Lead Adventure Forum
Miniatures Adventure => Colonial Adventures => Topic started by: Old Goat on 21 April 2013, 11:00:06 AM
-
Morning,
Post Salute euphoria as I start to arse about with various purchases...
Bought roughly a regiment of Naval brigade, lovely figures as they are, I'm now wondering about chucking a few Sennet hats into the mix.
How do Copplestone Naval Brigade figures scale against the Perry ones?
Are they horrifically different in Scale?
Thanks, Goat.
-
Yes. The Copplestone will tower over the Perry figures. Both lovely, but different sizes.
-
I hate to gainsay the good captain, but I hope he'll forgive me when I say that I fear on this occasion he is talking out of his hat. :) I don't have any Perry Naval Brigade, so pardon me if I substitute a Perry Camel Corps officer instead. We shall just have to trust in the Perry brothers that the range are all the same scale as each other.

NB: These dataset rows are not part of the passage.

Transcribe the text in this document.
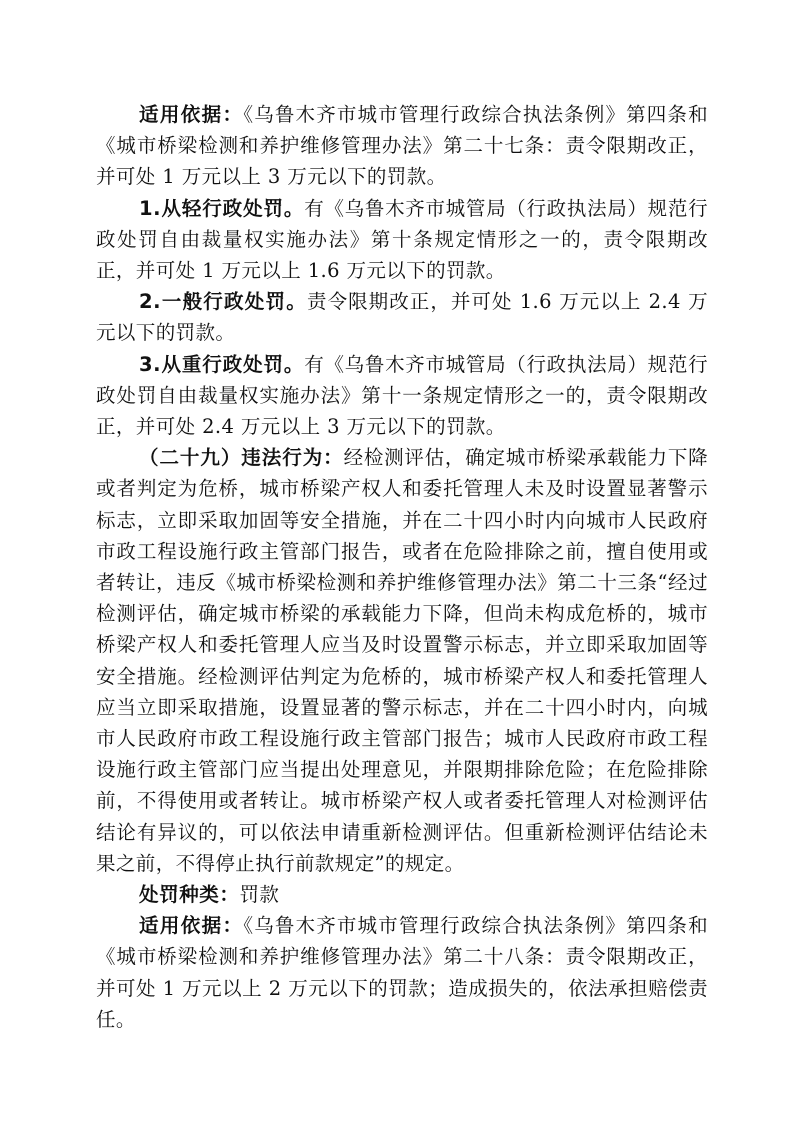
适用依据：《乌鲁木齐市城市管理行政综合执法条例》第四条和《城市桥梁检测和养护维修管理办法》第二十七条：责令限期改正，并可处 1 万元以上 3 万元以下的罚款。

1.从轻行政处罚。有《乌鲁木齐市城管局（行政执法局）规范行政处罚自由裁量权实施办法》第十条规定情形之一的，责令限期改正，并可处 1 万元以上 1.6 万元以下的罚款。

2.一般行政处罚。责令限期改正，并可处 1.6 万元以上 2.4 万元以下的罚款。

3.从重行政处罚。有《乌鲁木齐市城管局（行政执法局）规范行政处罚自由裁量权实施办法》第十一条规定情形之一的，责令限期改正，并可处 2.4 万元以上 3 万元以下的罚款。

（二十九）违法行为：经检测评估，确定城市桥梁承载能力下降或者判定为危桥，城市桥梁产权人和委托管理人未及时设置显著警示标志，立即采取加固等安全措施，并在二十四小时内向城市人民政府市政工程设施行政主管部门报告，或者在危险排除之前，擅自使用或者转让，违反《城市桥梁检测和养护维修管理办法》第二十三条“经过检测评估，确定城市桥梁的承载能力下降，但尚未构成危桥的，城市桥梁产权人和委托管理人应当及时设置警示标志，并立即采取加固等安全措施。经检测评估判定为危桥的，城市桥梁产权人和委托管理人应当立即采取措施，设置显著的警示标志，并在二十四小时内，向城市人民政府市政工程设施行政主管部门报告；城市人民政府市政工程设施行政主管部门应当提出处理意见，并限期排除危险；在危险排除前，不得使用或者转让。城市桥梁产权人或者委托管理人对检测评估结论有异议的，可以依法申请重新检测评估。但重新检测评估结论未果之前，不得停止执行前款规定”的规定。

处罚种类：罚款

适用依据：《乌鲁木齐市城市管理行政综合执法条例》第四条和《城市桥梁检测和养护维修管理办法》第二十八条：责令限期改正，并可处 1 万元以上 2 万元以下的罚款；造成损失的，依法承担赔偿责任。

(http://i2.photobucket.com/albums/y40/Plynkes/back%20to%20africa/PerryCopComp_zps346ac638.jpg) (http://s2.photobucket.com/user/Plynkes/media/back%20to%20africa/PerryCopComp_zps346ac638.jpg.html)
Now the Copplestone figures are generally bulkier than the Perry ones, and some of them are taller. But to say they will tower over them is a tiny bit of an exaggeration, I think.
-
Okay, so I'm talking out of my hat. :)
(Must be my memory playing tircks on me... I'm sure I've seen them side by side on a game (the Warlords Aeronef game at Salute a few years back?) and remember thinking the Copplestones dwarfed the Perrys, but I'm happy to be proved wrong.
::)
-
Okay, so I'm talking out of my hat. :)
Given your impressive medieval output, I'd rather say you're talking out of your great helm, which is considerably more dignified lol
When comparing Perry, and Copplestone, it's worth bearing in mind that the latter did fluctuate a great deal in size and suffered from a scale creep syndrome as Mark apparently experienced some eyesight problems at some point and increased the size of his figures to make the sculpting process easier for him. His earlier Darkest Africa stuff (which includes the sailors in Sennet hats) and BoB Russians and Chinese are not that big but his later Russian sailors are much larger, while the WW1/interwar brits in tropical helmets and shorts are positively gigantic.
-
What Arthur says is true (his WWI/interwar Brits are massive, you are right), but there is also something else going on here, and it is a little odd. The oddness is this: Perry figures aren't as small as we think they are. They somehow seem small, and in my mind I have them pigeonholed in the "small 28mm" category. But when you actually compare them with other figures they aren't that far below the average, height-wise.
I think there is actually more of a size discrepancy between Copplestone's work for Foundry and his own sailors than there is between his sailors and Perry figures...
(http://i2.photobucket.com/albums/y40/Plynkes/back%20to%20africa/CoppFoundry_zps24d83edf.jpg) (http://s2.photobucket.com/user/Plynkes/media/back%20to%20africa/CoppFoundry_zps24d83edf.jpg.html)
But again it is more about bulkiness vs. puniness rather than actual height (though there is a small height difference). All of the above comparisons are within my tolerance range, but of course that is a subjective judgement each gamer needs to make for himself.
-
it has also been my impression that the Perry miniatures are more naturally proportioned in the head/hand/feet department and thus appear smaller while they are not. Especially the naval soldiers go very well together as I remember employing units in the same brigade.
-
I have recently mixed Copplestone and Perry Naval Brigade Figures into the same unit and they have looked fine alongside each other. I will post an example once I get it off the camera.
-
Brilliant. Many Thanks...roll on pay day and a Copplestone order.
Appreciated.
Goat
-
It's a real shame the Perrys don't offer some naval types in the sennet hat or the usual British helmet, that they did wear on occasion. It would only be a case of doing a head swap or a pack of heads so we could do the necessary surgery.